Share
While the UN devotes its human rights operations to the demonization of the democratic state of Israel above all others and condemns the United States more often than the vast majority of non-democracies around the world, the voices of real victims around the world must be heard.
Original source
An Iranian woman sentenced to more than 12 years in prison for drawing satirical cartoons of politicians is now facing new charges - for shaking a man's hand.
Artist Atena Farghadani, 29, is currently serving a long stretch behind bars as punishment for depicting government officials, who decided to restrict women's access to birth control, as animals.
However, both Ms Farghadani and her lawyer Mohammad Moghimi have since been charged with having an 'illegitimate sexual relationship short of adultery' and 'indecent conduct' because they shook hands in prison following the trial, according to Amnesty International.
Ms Farghadani's was on trial in May at Tehran's so-called Revolutionary Court on charges of insulting members of parliament through paintings, gathering and colluding against national security, spreading propaganda against the system and insulting the president and the supreme leader.
She was sentenced to 12 years and nine months in jail last month.
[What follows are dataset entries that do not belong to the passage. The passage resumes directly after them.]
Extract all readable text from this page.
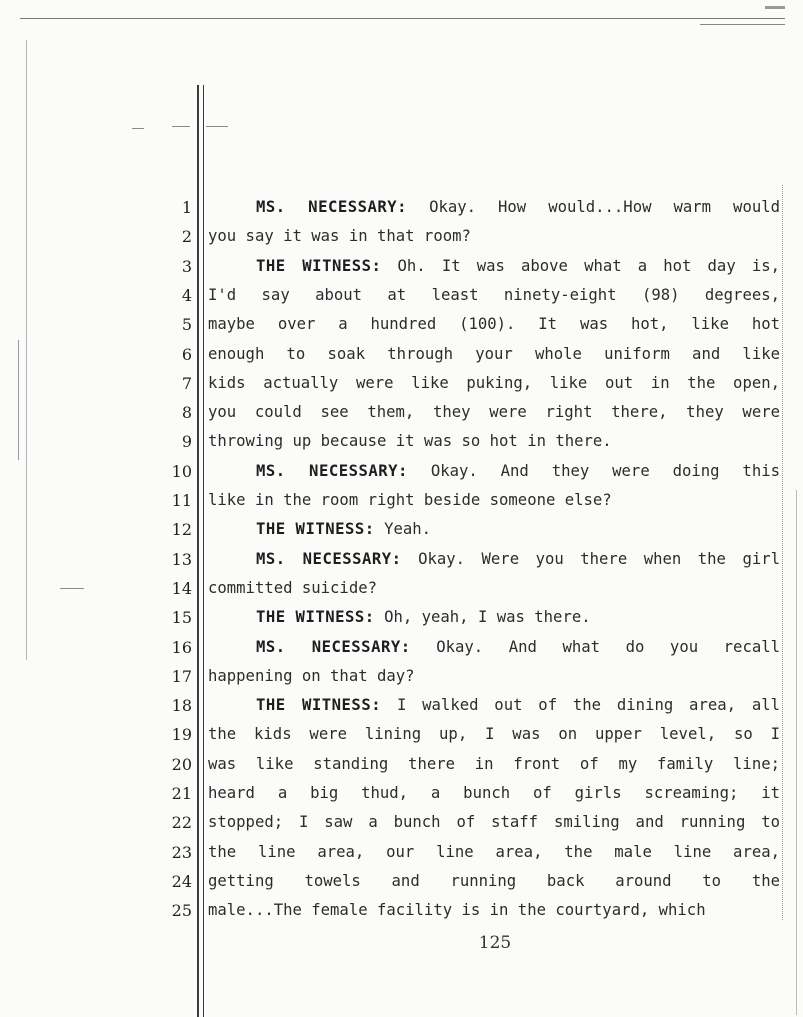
1	MS. NECESSARY: Okay. How would...How warm would
2 you say it was in that room?
3	THE WITNESS: Oh. It was above what a hot day is,
4 I'd say about at least ninety-eight (98) degrees,
5 maybe over a hundred (100). It was hot, like hot
6 enough to soak through your whole uniform and like
7 kids actually were like puking, like out in the open,
8 you could see them, they were right there, they were
9 throwing up because it was so hot in there.
10	MS. NECESSARY: Okay. And they were doing this
11 like in the room right beside someone else?
12	THE WITNESS: Yeah.
13	MS. NECESSARY: Okay. Were you there when the girl
14 committed suicide?
15	THE WITNESS: Oh, yeah, I was there.
16	MS. NECESSARY: Okay. And what do you recall
17 happening on that day?
18	THE WITNESS: I walked out of the dining area, all
19 the kids were lining up, I was on upper level, so I
20 was like standing there in front of my family line;
21 heard a big thud, a bunch of girls screaming; it
22 stopped; I saw a bunch of staff smiling and running to
23 the line area, our line area, the male line area,
24 getting towels and running back around to the
25 male...The female facility is in the courtyard, which
125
Experts believe this far exceeds the legal limit for such a crime, which currently stands at seven years and six months.
But Amnesty International says she now faces new charges.
Mr Moghimi visited Ms Farghadani in prison after her trial and shook her hand, which has resulted in the two new charges being brought against them both, the human rights organisation has reported.
The lawyer was arrested on June 13 and he was released three days later after posting bail of around £40,000. They are set to be tried for those charges in due course.
Ms Farghadani was initially arrested during a Revolutionary Guard raid on her home last August.
It's claimed the guards burst into her home, blindfolded her, seized her personal belongings and then hauled her off to Tehran's notorious Evin Prison.
She was kept in solitary confinement with no access to a lawyer or her family, according to Amnesty International.
The artist was bailed for a short time last November, but was quickly returned to jail after being accused of openly discussing the torture and beatings she suffered at the hands of the wardens.
Ms Farghadani even went as far as to publish a YouTube video discussing her treatment in prison, which included being interrogated for nine hours each day for six weeks and being beaten.
She also posted an open letter to Iran's Supreme Leader Ayatollah Khamenei on her Facebook page upon being returned to her cell.
Three weeks after she was rearrested in January this year, Ms Farghadani went on hunger strike to protest the poor prison conditions.
Her lawyer said she suffered a heart attack and briefly lost consciousness in late February as a result of her strike.
Hassiba Hadj Sahraoui, Amnesty International's Middle East and North Africa deputy director, said: 'No one should be in jail for their art or peaceful activism.
Atena Farghadani has effectively been punished for her cartoons with a sentence that is itself a gross caricature of justice.
'Such harsh and unjust sentences seem to be part of a disturbing trend in Iran, where the cost of voicing peaceful dissent is escalating.'
Ms Farghadani's relatives, who have received death threats since her initial arrest, last month said she plans to launch an appeal against the harsh sentence.
The judge who handed down the harsh prison sentence, Abolghassem Salavati, is known as 'Iran's hanging judge' or 'the judge of death' in his country thanks to his reputation for harsh punishments.
He is particularly notorious for handing out sentences to journalists, artists, bloggers and political activists, making his named in the aftermath of the street protests that were brutally crushed during Iran's 2009 general election.